Anne Skorecki Levy, whose story of survival and fight against anti-semitism, racism, and religious persecution is told in Troubled Memory: Anne Levy, the Holocaust, and David Duke’s Louisiana by Lawrence N. Powell, is the recipient of an honorary doctorate from Loyola University New Orleans. The doctorate citation reads: “educator, humanitarian and truth-teller.”

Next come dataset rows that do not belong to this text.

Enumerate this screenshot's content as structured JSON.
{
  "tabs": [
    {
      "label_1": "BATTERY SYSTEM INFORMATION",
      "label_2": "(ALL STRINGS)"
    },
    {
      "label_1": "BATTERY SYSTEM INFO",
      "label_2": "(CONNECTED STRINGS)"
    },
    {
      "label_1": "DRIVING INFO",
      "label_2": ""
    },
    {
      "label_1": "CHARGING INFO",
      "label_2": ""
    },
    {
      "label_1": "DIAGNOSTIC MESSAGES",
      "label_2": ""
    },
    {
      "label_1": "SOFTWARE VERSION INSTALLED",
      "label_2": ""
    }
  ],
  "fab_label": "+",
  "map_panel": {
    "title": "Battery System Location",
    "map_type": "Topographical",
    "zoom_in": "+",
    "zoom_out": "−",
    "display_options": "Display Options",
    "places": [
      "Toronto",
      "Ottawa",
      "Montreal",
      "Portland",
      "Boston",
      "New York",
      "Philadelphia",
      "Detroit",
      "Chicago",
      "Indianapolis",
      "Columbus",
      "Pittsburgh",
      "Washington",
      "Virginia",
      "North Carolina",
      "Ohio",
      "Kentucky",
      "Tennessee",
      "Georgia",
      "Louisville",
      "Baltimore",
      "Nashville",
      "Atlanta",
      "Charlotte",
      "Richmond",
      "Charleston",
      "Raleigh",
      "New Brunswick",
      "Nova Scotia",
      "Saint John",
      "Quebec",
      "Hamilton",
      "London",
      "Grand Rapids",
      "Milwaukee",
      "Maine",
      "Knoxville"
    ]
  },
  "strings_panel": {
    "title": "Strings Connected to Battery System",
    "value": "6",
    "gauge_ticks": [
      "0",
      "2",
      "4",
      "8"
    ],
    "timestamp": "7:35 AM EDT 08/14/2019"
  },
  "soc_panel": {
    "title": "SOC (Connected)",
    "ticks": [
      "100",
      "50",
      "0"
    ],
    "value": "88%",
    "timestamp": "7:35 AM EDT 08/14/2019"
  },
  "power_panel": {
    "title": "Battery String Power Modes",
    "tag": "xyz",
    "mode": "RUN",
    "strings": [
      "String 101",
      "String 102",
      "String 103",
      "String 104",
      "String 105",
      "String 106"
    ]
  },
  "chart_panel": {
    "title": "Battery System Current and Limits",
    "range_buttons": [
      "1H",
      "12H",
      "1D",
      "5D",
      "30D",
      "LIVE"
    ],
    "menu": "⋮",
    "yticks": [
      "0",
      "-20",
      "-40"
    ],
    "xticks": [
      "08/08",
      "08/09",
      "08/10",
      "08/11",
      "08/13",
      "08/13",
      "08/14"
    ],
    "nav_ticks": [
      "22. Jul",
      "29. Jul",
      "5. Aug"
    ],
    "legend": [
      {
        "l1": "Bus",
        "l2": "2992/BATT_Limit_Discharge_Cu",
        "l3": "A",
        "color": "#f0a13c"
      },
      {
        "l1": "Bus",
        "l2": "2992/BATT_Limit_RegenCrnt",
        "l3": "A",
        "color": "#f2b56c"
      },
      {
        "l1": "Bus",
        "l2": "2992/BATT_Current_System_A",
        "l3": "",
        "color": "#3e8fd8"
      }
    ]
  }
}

Praise for the award winning and critically acclaimed Troubled Memory, now in its second edition:
“Troubled Memory is the riveting story of a not particularly famous woman, Anne Levy, and the ways history shaped her life. . . . [It] is a good example of a piece of writing that proves that ‘history matters.’ . . . A fine piece of historical scholarship on both Poland and the United States and on the larger context of Jewish history. . . . A story of an American hero . . . . Worthwhile reading for anyone interested in using personal history to analyze larger events, Troubled Memory is also an inspiring story about standing up against evil.”—Journal of American History
“Powell tells this tale with wonderful narrative grace and moral force. He deftly explores ethical compromises and nuances.”—Walter Isaacson, Time
“A formidable scholarly and narrative achievement. . . . Wondrous proof of the transferability of historical skills. . . . [Powell’s] retelling is brilliant. . . . Even readers who are knowledgeable about the Holocaust should be warned: Troubled Memory has the power to sting.”—American Jewish History
Lawrence N. Powell is professor emeritus of history at Tulane University and a founding member of the Louisiana Coalition against Racism and Nazism.